Right after the declaration by Florida's secretary of state that Gov. George W. Bush of Texas was the winner of the state's electoral votes, the people in Austin raised the question: What should we call thee? There was a slight delay from the sanctum sanctorum, then the reply: You are to continue to refer to him as "Governor" Bush.
Exactly the same thing happened to Sen. John F. Kennedy the morning after he won his election victory. "How should we refer to you?" one reporter asked at close hand. The pause. Then, "Call me Mr. Kennedy." He dropped "Senator." Dubya wasn't quite ready to drop "Governor" because of course it remains a hypothetical possibility that next Jan. 20, they will still be referring to Dubya as "Governor," when Al Gore is sworn in as president.
This is unlikely, though there is much cross fire ahead. John Podhoretz, in his column in the New York Post, gave a day-by-day account of what the Gore people need to do to invalidate the finding of the secretary of state. It is a most tedious process, for reasons political, judicial and biological.
Political procedure now casts the Gore people, who are objecting to the appointment of the Bush electors, as plaintiffs. They are going to the circuit court in Florida and saying: We propose to prove to you that the secretary of state violated Florida law by failing to count this, by counting that, by failing to grant more time to them, etc.

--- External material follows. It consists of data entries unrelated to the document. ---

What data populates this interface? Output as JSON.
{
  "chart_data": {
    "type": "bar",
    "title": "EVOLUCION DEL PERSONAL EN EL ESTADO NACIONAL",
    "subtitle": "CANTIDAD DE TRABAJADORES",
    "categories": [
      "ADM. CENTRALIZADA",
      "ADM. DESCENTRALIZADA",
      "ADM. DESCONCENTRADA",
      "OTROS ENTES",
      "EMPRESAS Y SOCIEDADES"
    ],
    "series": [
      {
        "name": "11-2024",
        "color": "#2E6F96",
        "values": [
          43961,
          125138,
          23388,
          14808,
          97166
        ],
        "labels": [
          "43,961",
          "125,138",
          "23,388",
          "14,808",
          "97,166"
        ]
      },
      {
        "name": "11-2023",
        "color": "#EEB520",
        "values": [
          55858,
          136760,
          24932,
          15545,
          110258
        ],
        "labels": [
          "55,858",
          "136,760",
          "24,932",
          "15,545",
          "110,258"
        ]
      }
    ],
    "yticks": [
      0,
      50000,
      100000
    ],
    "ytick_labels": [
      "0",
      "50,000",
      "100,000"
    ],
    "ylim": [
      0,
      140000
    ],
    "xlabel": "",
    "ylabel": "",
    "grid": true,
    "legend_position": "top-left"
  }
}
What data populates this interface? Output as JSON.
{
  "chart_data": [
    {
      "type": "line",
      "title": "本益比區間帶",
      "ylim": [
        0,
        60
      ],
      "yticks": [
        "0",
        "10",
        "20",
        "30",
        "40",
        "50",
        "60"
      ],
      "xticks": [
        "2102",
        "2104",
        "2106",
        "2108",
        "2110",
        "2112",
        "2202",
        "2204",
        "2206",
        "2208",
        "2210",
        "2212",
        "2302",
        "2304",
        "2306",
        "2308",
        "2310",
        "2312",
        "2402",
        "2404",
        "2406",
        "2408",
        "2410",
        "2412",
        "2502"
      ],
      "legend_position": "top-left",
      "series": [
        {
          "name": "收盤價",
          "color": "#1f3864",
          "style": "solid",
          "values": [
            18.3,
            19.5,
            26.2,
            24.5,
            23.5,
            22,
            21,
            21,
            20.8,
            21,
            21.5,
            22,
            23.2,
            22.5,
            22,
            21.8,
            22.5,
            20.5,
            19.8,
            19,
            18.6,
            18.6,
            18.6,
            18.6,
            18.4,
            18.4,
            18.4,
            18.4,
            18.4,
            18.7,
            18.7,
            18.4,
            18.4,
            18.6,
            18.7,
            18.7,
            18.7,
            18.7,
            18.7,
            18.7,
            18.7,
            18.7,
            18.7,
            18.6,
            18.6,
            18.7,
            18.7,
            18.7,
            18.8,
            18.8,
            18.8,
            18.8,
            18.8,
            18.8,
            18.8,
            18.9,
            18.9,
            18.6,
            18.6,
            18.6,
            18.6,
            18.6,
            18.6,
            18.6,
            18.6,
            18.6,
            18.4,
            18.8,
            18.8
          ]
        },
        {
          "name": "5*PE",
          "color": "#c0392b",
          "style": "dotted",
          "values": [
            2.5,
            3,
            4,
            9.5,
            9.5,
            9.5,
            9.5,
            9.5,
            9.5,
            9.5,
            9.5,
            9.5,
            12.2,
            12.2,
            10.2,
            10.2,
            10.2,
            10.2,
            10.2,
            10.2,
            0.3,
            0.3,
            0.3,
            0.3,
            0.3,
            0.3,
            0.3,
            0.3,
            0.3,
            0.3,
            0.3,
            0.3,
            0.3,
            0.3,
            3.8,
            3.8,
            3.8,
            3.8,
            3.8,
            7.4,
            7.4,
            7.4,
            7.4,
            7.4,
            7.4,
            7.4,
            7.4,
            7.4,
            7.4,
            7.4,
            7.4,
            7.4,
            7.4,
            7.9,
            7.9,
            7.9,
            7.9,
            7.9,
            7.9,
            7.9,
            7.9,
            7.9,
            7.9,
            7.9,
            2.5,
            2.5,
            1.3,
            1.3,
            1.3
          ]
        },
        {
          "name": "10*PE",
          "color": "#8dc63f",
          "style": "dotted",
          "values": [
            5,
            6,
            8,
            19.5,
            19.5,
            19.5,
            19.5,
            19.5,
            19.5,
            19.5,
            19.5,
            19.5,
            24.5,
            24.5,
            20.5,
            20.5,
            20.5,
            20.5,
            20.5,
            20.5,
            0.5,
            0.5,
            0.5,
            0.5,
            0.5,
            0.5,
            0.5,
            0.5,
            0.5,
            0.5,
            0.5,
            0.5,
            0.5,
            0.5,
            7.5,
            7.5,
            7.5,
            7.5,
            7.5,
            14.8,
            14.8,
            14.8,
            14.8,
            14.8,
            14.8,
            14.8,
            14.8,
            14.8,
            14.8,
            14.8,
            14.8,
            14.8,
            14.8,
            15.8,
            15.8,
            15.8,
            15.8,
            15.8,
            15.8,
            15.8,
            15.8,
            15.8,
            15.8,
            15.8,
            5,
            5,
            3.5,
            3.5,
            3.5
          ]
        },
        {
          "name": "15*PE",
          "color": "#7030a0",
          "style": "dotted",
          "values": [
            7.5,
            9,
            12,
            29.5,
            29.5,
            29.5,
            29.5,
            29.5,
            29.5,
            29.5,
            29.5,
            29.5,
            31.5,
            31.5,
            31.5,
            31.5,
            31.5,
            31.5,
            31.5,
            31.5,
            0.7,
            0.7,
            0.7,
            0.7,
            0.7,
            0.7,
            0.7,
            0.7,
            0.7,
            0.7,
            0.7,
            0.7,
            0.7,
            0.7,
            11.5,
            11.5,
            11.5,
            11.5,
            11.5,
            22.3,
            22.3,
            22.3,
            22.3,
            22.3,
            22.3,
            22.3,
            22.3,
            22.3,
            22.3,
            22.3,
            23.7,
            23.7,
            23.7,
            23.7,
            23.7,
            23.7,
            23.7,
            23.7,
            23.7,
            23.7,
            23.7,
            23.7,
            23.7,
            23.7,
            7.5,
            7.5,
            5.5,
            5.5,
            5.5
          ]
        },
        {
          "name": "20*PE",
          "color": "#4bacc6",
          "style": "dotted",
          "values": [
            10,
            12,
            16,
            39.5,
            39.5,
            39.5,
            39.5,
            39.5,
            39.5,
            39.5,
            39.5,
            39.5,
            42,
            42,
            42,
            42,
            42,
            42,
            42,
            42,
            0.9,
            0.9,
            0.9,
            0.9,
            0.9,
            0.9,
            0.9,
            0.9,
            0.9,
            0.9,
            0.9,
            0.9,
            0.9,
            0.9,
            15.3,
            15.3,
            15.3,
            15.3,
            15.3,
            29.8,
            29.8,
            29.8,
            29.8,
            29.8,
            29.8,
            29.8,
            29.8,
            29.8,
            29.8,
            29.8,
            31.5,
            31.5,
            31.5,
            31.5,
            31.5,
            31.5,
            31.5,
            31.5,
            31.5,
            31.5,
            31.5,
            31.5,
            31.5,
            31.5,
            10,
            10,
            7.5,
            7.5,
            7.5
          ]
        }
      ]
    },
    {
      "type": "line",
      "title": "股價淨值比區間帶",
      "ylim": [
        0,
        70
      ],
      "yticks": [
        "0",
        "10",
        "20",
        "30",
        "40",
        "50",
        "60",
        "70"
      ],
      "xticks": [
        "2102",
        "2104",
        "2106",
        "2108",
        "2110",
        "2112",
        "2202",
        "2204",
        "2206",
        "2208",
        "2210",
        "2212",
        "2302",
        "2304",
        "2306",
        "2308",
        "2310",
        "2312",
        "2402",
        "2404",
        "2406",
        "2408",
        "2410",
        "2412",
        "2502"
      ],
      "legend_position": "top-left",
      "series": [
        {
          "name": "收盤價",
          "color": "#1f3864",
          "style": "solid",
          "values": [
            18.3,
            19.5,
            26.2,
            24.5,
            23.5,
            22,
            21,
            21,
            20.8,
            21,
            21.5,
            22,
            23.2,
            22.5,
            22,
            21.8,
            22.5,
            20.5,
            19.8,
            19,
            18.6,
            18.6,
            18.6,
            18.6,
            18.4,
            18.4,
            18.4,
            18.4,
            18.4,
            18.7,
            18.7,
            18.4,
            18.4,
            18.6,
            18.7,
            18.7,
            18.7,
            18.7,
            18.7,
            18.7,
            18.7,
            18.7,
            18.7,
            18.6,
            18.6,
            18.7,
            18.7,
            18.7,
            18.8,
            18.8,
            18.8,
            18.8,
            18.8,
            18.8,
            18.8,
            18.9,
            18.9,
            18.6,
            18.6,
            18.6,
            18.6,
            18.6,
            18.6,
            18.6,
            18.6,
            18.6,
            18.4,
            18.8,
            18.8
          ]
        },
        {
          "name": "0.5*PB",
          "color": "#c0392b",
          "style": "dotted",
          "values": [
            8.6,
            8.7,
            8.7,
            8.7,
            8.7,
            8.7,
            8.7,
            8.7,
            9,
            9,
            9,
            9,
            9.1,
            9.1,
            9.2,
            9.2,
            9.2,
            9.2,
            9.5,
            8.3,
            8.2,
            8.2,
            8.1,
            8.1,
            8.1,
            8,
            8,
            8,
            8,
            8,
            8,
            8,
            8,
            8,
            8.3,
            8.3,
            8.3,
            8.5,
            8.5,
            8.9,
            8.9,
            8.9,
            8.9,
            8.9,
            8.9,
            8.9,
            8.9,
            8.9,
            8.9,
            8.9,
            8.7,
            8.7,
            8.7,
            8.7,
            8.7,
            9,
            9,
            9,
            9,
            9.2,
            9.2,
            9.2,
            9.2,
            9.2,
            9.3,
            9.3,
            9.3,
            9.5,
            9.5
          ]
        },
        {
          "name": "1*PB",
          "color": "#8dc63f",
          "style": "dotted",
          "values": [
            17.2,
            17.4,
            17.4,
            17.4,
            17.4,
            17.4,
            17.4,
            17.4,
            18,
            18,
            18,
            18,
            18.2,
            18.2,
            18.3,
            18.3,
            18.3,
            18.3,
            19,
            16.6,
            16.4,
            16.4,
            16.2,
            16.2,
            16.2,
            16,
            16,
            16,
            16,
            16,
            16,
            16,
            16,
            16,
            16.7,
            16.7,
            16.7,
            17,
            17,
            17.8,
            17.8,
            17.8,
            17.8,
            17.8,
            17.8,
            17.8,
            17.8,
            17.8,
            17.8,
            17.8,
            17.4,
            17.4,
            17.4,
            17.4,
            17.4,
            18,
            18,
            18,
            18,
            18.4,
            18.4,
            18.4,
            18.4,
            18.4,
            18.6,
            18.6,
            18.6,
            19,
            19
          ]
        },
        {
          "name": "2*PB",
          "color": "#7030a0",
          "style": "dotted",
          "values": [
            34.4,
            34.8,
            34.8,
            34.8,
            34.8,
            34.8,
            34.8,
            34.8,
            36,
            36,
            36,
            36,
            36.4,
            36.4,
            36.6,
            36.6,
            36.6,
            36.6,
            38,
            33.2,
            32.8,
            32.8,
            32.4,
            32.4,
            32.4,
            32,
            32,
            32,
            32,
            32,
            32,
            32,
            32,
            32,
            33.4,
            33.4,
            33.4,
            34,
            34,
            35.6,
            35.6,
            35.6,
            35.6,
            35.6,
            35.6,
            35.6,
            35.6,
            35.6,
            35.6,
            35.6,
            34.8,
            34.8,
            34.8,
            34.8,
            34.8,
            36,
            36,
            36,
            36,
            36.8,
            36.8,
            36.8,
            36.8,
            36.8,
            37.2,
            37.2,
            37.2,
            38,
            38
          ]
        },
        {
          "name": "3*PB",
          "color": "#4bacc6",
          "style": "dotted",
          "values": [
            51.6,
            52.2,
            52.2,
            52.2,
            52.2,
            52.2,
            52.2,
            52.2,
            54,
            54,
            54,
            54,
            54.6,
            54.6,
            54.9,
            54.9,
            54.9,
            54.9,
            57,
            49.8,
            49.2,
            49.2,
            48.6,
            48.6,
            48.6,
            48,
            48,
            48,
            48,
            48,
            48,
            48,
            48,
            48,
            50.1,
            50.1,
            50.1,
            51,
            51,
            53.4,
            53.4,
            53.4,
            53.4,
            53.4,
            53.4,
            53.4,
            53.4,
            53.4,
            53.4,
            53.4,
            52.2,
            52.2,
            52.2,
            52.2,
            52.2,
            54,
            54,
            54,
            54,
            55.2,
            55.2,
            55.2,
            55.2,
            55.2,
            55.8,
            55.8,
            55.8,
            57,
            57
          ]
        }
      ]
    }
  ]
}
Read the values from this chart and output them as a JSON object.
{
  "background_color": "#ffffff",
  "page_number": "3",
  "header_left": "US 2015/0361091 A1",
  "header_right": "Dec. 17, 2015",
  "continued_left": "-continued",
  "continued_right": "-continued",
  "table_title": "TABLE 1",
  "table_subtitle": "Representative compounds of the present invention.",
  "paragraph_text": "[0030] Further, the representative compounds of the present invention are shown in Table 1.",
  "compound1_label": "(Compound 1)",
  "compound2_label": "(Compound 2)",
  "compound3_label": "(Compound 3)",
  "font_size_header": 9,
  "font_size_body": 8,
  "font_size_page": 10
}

How are lawsuits of that kind heard? You have to have witnesses. And you have to have depositions. And you have to have arguments. To do all of that under the constraints of federal law (Dec. 12) is a strain in the best of times, and of course the decision of the lower court would be subject to appeal.
Meanwhile, the Florida Legislature is predictably going to say something on the order of, "Remember us? We're the people who are supposed to decide what the law is in the state of Florida. Well, here is one law effective this minute." And they will come up with the Bush electors that Gore Inc. is fighting against in the lower state court. But such a law needs to be approved by the governor of the state, who -- an Italian opera librettist could have written this -- is the brother of the Republican candidate and has recused himself from hand-to-hand participation in post-Election Day process, though the librettist might have thought it entirely appropriate for Jebino to do something for his brother post-election, making up for what he failed to do for him pre-election.